- First appearance: It's the Wolf
- Last appearance: Dr. Kabong, Professional Therapist
- Created by: William Hanna Joseph Barbera
- Voiced by: Paul Lynde (1969–1971) John Stephenson (1977-1978) Bernando de Paula (2021-2025)

In-universe information
- Species: Wolf
- Gender: Male
- Occupation: Announcer

= Mildew Wolf =

Hanna-Barbera cartoon character

Mildew Wolf is a fictional anthropomorphic wolf, main antagonist, and title character of the Cattanooga Cats segment It's the Wolf!. He is the most popular character of the series, and he was voiced by an uncredited Paul Lynde.

==Biography==
Mildew's main goal in the segments was to catch a little sheep named Lambsy, but he was always thwarted by Lambsy's sheep dog friend and bodyguard, Bristlehound.

==Other appearances==
- In 1977–78, Mildew became a co-host (with Snagglepuss) on the Laff-A-Lympics segments of Scooby's All-Star Laff-A-Lympics / Scooby's All-Stars.
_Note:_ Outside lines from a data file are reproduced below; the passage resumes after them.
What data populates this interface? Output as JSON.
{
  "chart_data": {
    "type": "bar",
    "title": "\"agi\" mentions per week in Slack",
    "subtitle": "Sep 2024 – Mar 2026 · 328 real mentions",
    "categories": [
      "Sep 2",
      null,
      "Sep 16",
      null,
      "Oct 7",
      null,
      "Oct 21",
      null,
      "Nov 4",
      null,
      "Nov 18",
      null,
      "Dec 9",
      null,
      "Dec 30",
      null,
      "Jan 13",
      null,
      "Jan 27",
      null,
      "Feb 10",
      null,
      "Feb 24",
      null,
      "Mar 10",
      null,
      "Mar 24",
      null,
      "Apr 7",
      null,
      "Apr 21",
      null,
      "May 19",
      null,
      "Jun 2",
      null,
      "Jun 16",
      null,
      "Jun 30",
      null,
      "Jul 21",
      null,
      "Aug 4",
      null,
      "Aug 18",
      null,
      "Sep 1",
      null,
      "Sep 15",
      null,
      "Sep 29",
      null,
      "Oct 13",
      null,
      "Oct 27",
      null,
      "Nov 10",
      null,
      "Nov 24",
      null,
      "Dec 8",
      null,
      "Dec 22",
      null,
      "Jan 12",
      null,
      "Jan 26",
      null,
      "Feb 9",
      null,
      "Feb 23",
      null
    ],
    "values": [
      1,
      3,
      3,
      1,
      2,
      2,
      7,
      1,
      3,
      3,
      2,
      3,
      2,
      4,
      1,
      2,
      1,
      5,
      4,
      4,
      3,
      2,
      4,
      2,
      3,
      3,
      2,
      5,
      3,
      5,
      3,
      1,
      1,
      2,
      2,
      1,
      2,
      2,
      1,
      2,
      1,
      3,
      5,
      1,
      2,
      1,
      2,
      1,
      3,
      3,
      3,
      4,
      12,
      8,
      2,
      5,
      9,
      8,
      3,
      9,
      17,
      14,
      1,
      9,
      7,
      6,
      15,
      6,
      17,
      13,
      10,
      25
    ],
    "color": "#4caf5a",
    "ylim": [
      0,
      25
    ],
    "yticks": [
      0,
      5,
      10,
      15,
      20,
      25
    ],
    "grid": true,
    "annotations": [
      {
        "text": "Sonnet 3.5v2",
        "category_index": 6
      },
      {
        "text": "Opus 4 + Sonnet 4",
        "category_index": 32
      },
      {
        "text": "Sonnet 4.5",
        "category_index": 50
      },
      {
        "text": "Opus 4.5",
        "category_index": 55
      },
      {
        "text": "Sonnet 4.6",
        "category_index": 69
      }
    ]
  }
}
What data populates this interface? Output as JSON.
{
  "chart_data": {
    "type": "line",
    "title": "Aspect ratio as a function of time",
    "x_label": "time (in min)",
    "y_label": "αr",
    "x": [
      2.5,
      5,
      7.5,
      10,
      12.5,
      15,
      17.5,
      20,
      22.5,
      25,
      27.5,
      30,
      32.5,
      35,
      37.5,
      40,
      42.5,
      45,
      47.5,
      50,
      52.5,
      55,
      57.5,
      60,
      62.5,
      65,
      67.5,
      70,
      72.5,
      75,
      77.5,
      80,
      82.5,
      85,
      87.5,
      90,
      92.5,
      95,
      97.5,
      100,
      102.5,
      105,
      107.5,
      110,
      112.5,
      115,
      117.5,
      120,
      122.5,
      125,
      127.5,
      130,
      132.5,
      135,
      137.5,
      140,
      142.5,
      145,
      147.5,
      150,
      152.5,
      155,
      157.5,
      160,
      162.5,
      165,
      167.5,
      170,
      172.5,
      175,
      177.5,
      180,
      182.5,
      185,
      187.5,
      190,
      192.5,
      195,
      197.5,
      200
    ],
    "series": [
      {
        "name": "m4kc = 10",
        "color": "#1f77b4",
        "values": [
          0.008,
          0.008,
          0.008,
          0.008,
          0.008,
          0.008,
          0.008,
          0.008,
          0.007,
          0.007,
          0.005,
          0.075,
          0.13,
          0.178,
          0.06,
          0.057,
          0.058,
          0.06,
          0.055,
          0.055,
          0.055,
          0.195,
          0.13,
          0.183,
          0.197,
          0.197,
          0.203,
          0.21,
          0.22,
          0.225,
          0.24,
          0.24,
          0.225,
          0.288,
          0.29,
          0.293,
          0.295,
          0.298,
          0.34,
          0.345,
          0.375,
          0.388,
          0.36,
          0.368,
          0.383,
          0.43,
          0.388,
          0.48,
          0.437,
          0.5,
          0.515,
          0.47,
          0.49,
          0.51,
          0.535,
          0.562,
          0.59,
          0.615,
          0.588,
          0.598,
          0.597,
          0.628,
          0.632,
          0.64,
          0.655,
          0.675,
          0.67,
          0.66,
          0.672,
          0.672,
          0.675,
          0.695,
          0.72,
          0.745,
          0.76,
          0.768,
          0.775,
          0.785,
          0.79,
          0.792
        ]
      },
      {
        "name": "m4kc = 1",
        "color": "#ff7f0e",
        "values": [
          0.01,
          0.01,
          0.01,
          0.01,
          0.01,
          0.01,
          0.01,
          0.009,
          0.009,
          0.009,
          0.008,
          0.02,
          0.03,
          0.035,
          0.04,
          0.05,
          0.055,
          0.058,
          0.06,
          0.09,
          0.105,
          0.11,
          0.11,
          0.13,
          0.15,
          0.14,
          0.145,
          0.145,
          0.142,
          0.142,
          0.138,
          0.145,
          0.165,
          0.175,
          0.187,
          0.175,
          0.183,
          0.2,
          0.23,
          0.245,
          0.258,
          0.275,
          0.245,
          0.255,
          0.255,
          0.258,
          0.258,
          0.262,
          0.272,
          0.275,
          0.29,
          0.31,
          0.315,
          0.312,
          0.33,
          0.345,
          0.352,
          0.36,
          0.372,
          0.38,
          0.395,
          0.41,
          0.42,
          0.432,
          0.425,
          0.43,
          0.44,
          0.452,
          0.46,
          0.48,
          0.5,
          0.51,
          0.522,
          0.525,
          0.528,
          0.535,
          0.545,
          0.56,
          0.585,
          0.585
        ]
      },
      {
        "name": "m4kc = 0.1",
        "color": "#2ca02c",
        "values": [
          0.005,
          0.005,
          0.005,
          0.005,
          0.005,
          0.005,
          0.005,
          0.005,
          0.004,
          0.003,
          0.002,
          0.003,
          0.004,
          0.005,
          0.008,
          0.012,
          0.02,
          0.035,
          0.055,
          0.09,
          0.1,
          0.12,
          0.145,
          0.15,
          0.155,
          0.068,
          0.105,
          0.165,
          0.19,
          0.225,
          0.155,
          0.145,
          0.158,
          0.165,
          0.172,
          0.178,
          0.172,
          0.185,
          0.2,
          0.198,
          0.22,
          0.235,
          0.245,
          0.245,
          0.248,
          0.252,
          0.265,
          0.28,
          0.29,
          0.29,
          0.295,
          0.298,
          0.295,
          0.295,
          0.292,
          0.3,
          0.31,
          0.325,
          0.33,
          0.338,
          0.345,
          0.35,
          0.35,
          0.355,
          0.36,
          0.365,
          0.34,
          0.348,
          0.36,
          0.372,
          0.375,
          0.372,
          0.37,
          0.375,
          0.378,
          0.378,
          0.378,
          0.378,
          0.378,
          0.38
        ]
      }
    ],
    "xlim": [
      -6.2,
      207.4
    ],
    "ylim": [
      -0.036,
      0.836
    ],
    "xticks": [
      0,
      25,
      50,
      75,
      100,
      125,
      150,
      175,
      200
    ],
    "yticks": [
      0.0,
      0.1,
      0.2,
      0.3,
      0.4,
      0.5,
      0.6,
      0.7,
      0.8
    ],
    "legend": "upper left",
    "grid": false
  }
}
He was voiced by John Stephenson.
- Mildew Wolf appeared in A Yabba-Dabba-Doo Celebration! 50 Years of Hanna-Barbera.
- Mildew Wolf appears in Jellystone!, voiced by Bernardo de Paula. He is depicted as being highly accident-prone, as well as bisexual, momentarily flirting with his co-worker Shazzan while also once trying to get a date with the female Jabberjaw Jr.